Adding a GPU Cluster Using DigitalOcean
When creating a cluster, GPUStack can leverage DigitalOcean to create workers and add them to the GPUStack cluster.
Preparation
You need to sign up for a DigitalOcean account and create a Personal Access Token on the API page.
Note: The token scope must be set to Full Access. If you select permissions using Custom Scopes, you may encounter issues deleting droplets.
When starting the GPUStack Server, you need to specify the --server-external-url parameter. This parameter is used to configure the worker's --server-url after the droplet is created and the worker is started. If your server is running behind a proxy, please set the proxy address to ensure that droplets running on the public network can access the GPUStack Server API using this address after startup.
Create DigitalOcean Cluster
Please refer to the steps in Creating DigitalOcean Cluster
Create Cloud Credential
Create a DigitalOcean cloud credential on the Cloud Credentials page.
Create Cluster with Cloud Credential
On the cluster creation page, select DigitalOcean as the Cloud Provider:
Enter a name, select the cloud credential you just created, and choose a region that supports GPU droplets.

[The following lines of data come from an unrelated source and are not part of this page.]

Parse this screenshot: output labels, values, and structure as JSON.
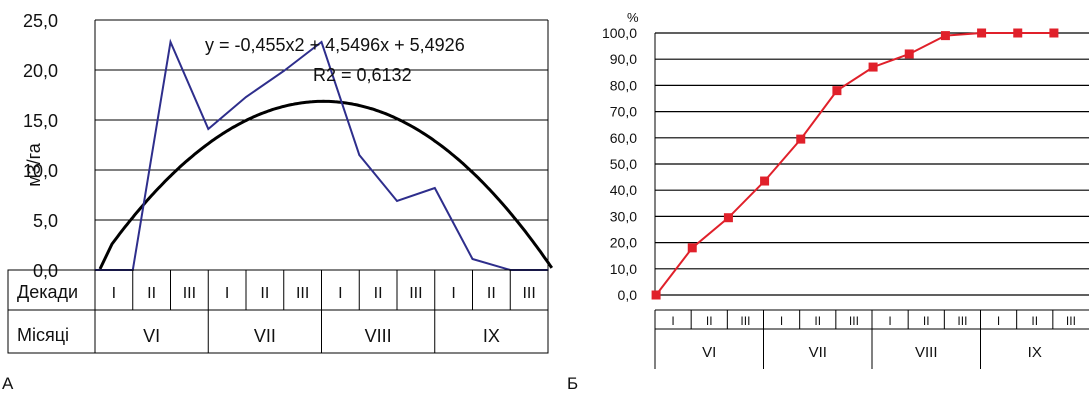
{
  "panels": {
    "a": {
      "label": "А"
    },
    "b": {
      "label": "Б"
    }
  },
  "chart_data": [
    {
      "type": "line",
      "panel": "А",
      "ylabel": "м3/га",
      "ylim": [
        0,
        25
      ],
      "yticks": [
        "0,0",
        "5,0",
        "10,0",
        "15,0",
        "20,0",
        "25,0"
      ],
      "grid": true,
      "row_labels": {
        "decades": "Декади",
        "months": "Місяці"
      },
      "decades": [
        "I",
        "II",
        "III",
        "I",
        "II",
        "III",
        "I",
        "II",
        "III",
        "I",
        "II",
        "III"
      ],
      "months": [
        "VI",
        "VII",
        "VIII",
        "IX"
      ],
      "series": [
        {
          "color": "#2e2e8c",
          "x": [
            0,
            1,
            2,
            3,
            4,
            5,
            6,
            7,
            8,
            9,
            10,
            11,
            12
          ],
          "values": [
            0,
            0,
            22.8,
            14.1,
            17.3,
            19.9,
            22.8,
            11.5,
            6.9,
            8.2,
            1.1,
            0,
            0
          ]
        },
        {
          "color": "#000000",
          "trend": true,
          "x": [
            -0.5,
            11.0
          ],
          "values": [
            0,
            0
          ]
        }
      ],
      "trendline": {
        "equation": "y = -0,455x2 + 4,5496x + 5,4926",
        "r2": "R2 = 0,6132",
        "a": -0.455,
        "b": 4.5496,
        "c": 5.4926
      }
    },
    {
      "type": "line",
      "panel": "Б",
      "unit_label": "%",
      "ylim": [
        0,
        100
      ],
      "yticks": [
        "0,0",
        "10,0",
        "20,0",
        "30,0",
        "40,0",
        "50,0",
        "60,0",
        "70,0",
        "80,0",
        "90,0",
        "100,0"
      ],
      "grid": true,
      "decades": [
        "I",
        "II",
        "III",
        "I",
        "II",
        "III",
        "I",
        "II",
        "III",
        "I",
        "II",
        "III"
      ],
      "months": [
        "VI",
        "VII",
        "VIII",
        "IX"
      ],
      "series": [
        {
          "color": "#e0202a",
          "marker": "square",
          "values": [
            0,
            18,
            29.5,
            43.5,
            59.5,
            78,
            87,
            92,
            99,
            100,
            100,
            100
          ]
        }
      ]
    }
  ]
}
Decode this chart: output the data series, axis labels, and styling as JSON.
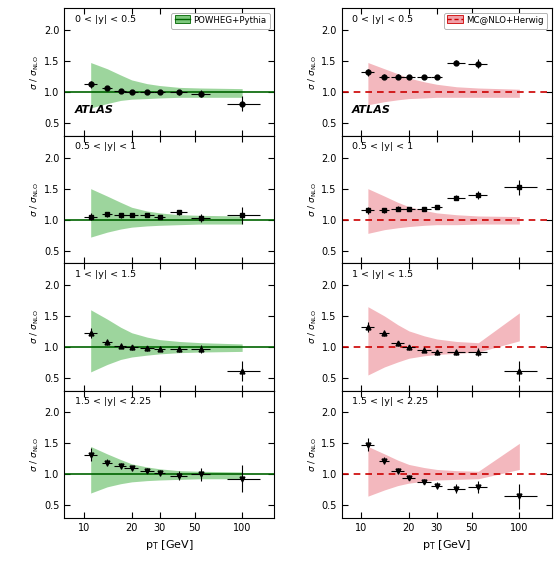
{
  "pt_centers": [
    11,
    14,
    17,
    20,
    25,
    30,
    40,
    55,
    100
  ],
  "pt_xerr_low": [
    1,
    1,
    1.5,
    2,
    2.5,
    2.5,
    5,
    7.5,
    20
  ],
  "pt_xerr_high": [
    1,
    1,
    1.5,
    2,
    2.5,
    2.5,
    5,
    7.5,
    30
  ],
  "powheg_bands": [
    {
      "lo": [
        0.75,
        0.82,
        0.87,
        0.89,
        0.9,
        0.91,
        0.92,
        0.92,
        0.92
      ],
      "hi": [
        1.48,
        1.38,
        1.28,
        1.2,
        1.14,
        1.11,
        1.08,
        1.07,
        1.06
      ]
    },
    {
      "lo": [
        0.72,
        0.8,
        0.85,
        0.88,
        0.9,
        0.91,
        0.92,
        0.93,
        0.93
      ],
      "hi": [
        1.5,
        1.38,
        1.28,
        1.2,
        1.14,
        1.11,
        1.08,
        1.07,
        1.06
      ]
    },
    {
      "lo": [
        0.6,
        0.72,
        0.8,
        0.84,
        0.87,
        0.89,
        0.91,
        0.92,
        0.93
      ],
      "hi": [
        1.6,
        1.45,
        1.32,
        1.23,
        1.16,
        1.12,
        1.09,
        1.07,
        1.05
      ]
    },
    {
      "lo": [
        0.7,
        0.8,
        0.85,
        0.88,
        0.9,
        0.91,
        0.92,
        0.93,
        0.93
      ],
      "hi": [
        1.45,
        1.33,
        1.24,
        1.17,
        1.12,
        1.09,
        1.06,
        1.05,
        1.04
      ]
    }
  ],
  "mcnlo_bands": [
    {
      "lo": [
        0.8,
        0.85,
        0.88,
        0.9,
        0.91,
        0.92,
        0.92,
        0.92,
        0.92
      ],
      "hi": [
        1.48,
        1.38,
        1.3,
        1.23,
        1.17,
        1.13,
        1.09,
        1.07,
        1.05
      ]
    },
    {
      "lo": [
        0.78,
        0.84,
        0.87,
        0.89,
        0.91,
        0.92,
        0.92,
        0.93,
        0.93
      ],
      "hi": [
        1.5,
        1.38,
        1.28,
        1.21,
        1.15,
        1.11,
        1.08,
        1.06,
        1.05
      ]
    },
    {
      "lo": [
        0.55,
        0.68,
        0.76,
        0.82,
        0.86,
        0.88,
        0.9,
        0.92,
        1.1
      ],
      "hi": [
        1.65,
        1.5,
        1.36,
        1.26,
        1.18,
        1.13,
        1.09,
        1.07,
        1.55
      ]
    },
    {
      "lo": [
        0.65,
        0.75,
        0.82,
        0.86,
        0.89,
        0.91,
        0.92,
        0.93,
        1.08
      ],
      "hi": [
        1.45,
        1.33,
        1.23,
        1.16,
        1.11,
        1.08,
        1.06,
        1.05,
        1.5
      ]
    }
  ],
  "rapidity_labels": [
    "0 < |y| < 0.5",
    "0.5 < |y| < 1",
    "1 < |y| < 1.5",
    "1.5 < |y| < 2.25"
  ],
  "markers": [
    "o",
    "s",
    "^",
    "v"
  ],
  "powheg_data": [
    [
      1.13,
      1.07,
      1.02,
      1.01,
      1.01,
      1.01,
      1.0,
      0.98,
      0.82
    ],
    [
      1.05,
      1.09,
      1.07,
      1.07,
      1.07,
      1.05,
      1.12,
      1.03,
      1.07
    ],
    [
      1.22,
      1.08,
      1.02,
      1.0,
      0.98,
      0.97,
      0.97,
      0.97,
      0.62
    ],
    [
      1.32,
      1.19,
      1.13,
      1.1,
      1.06,
      1.02,
      0.98,
      1.0,
      0.93
    ]
  ],
  "powheg_yerr": [
    [
      0.06,
      0.04,
      0.03,
      0.03,
      0.03,
      0.03,
      0.04,
      0.05,
      0.12
    ],
    [
      0.06,
      0.04,
      0.04,
      0.03,
      0.03,
      0.03,
      0.04,
      0.06,
      0.14
    ],
    [
      0.08,
      0.05,
      0.04,
      0.04,
      0.04,
      0.04,
      0.05,
      0.07,
      0.16
    ],
    [
      0.1,
      0.06,
      0.05,
      0.04,
      0.04,
      0.05,
      0.07,
      0.1,
      0.22
    ]
  ],
  "mcnlo_data": [
    [
      1.32,
      1.25,
      1.25,
      1.24,
      1.25,
      1.24,
      1.48,
      1.46,
      null
    ],
    [
      1.15,
      1.15,
      1.18,
      1.18,
      1.18,
      1.2,
      1.35,
      1.4,
      1.52
    ],
    [
      1.32,
      1.22,
      1.06,
      1.0,
      0.96,
      0.92,
      0.92,
      0.92,
      0.62
    ],
    [
      1.48,
      1.22,
      1.05,
      0.95,
      0.88,
      0.82,
      0.77,
      0.8,
      0.65
    ]
  ],
  "mcnlo_yerr": [
    [
      0.06,
      0.04,
      0.04,
      0.03,
      0.03,
      0.03,
      0.04,
      0.07,
      0.0
    ],
    [
      0.06,
      0.04,
      0.04,
      0.03,
      0.03,
      0.03,
      0.04,
      0.06,
      0.12
    ],
    [
      0.08,
      0.05,
      0.04,
      0.04,
      0.04,
      0.04,
      0.05,
      0.07,
      0.16
    ],
    [
      0.1,
      0.06,
      0.05,
      0.04,
      0.04,
      0.05,
      0.07,
      0.1,
      0.2
    ]
  ],
  "powheg_fill_color": "#7dc87d",
  "powheg_line_color": "#006400",
  "mcnlo_fill_color": "#f0a0a8",
  "mcnlo_line_color": "#cc0000",
  "ylim": [
    0.3,
    2.35
  ],
  "yticks": [
    0.5,
    1.0,
    1.5,
    2.0
  ],
  "xlabel": "p$_\\mathrm{T}$ [GeV]"
}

Click Next to create a worker pool for the cluster.
Create Worker Pool
Fill in the Name, Replicas, and Batch Size as needed. Then select the Instance Type (droplet size in DigitalOcean terms) for the worker pool.
Next, select the OS Image.
Currently, only Nvidia series GPU Droplets are supported, as AMD GPU Droplets are often unavailable. Only Debian-based operating systems are supported.
- For Debian distributions, the droplet is bootstrapped with the
nvidia-opendriver, CUDA 12.8, and nvidia-container-toolkit 1.17.8-1 via cloud-init. - For Ubuntu distributions, the droplet is bootstrapped with the
nvidia-driver-570driver, CUDA 12.8, and nvidia-container-toolkit 1.17.8-1 via cloud-init. - For Nvidia AI/ML Ready (Recommended), which is based on Ubuntu 22.04 and includes drivers, CUDA, and container-toolkit pre-installed, no extra packages are needed.
Labels and volumes are supported to set in worker pool to provision worker. The volumes created and attached for droplet won't be mount into worker container automatically. You can modify the run worker script in /opt/gpustack-run-worker.sh to mount the volumes as needed.
Click Save if all set.
Waiting for Workers to be Provisioned
After saving the cluster, navigate to the Workers page to view the provisioning progress of DigitalOcean workers.
The provisioning process includes several steps:
- Create an SSH key.
- Create a droplet with the SSH key.
- Wait for the droplet to start.
- Wait for the public IP to be assigned.
- Create volumes and attach them to the droplet.
- The worker enters the
Initializedstatus and waits for the worker container to start and connect to the server.
Once the worker reaches the Ready status, you can deploy models on it.
Safely Scale Down DigitalOcean Workers
When a DigitalOcean worker is no longer needed, follow these steps to safely destroy the droplet:
- Adjust the replica count of the worker pool to match the number of workers you want to delete. Note that workers are not deleted automatically in this step.
- Ensure that no model instances are deployed on the workers you intend to delete.
- Delete the workers as needed. The corresponding droplets will be deleted accordingly.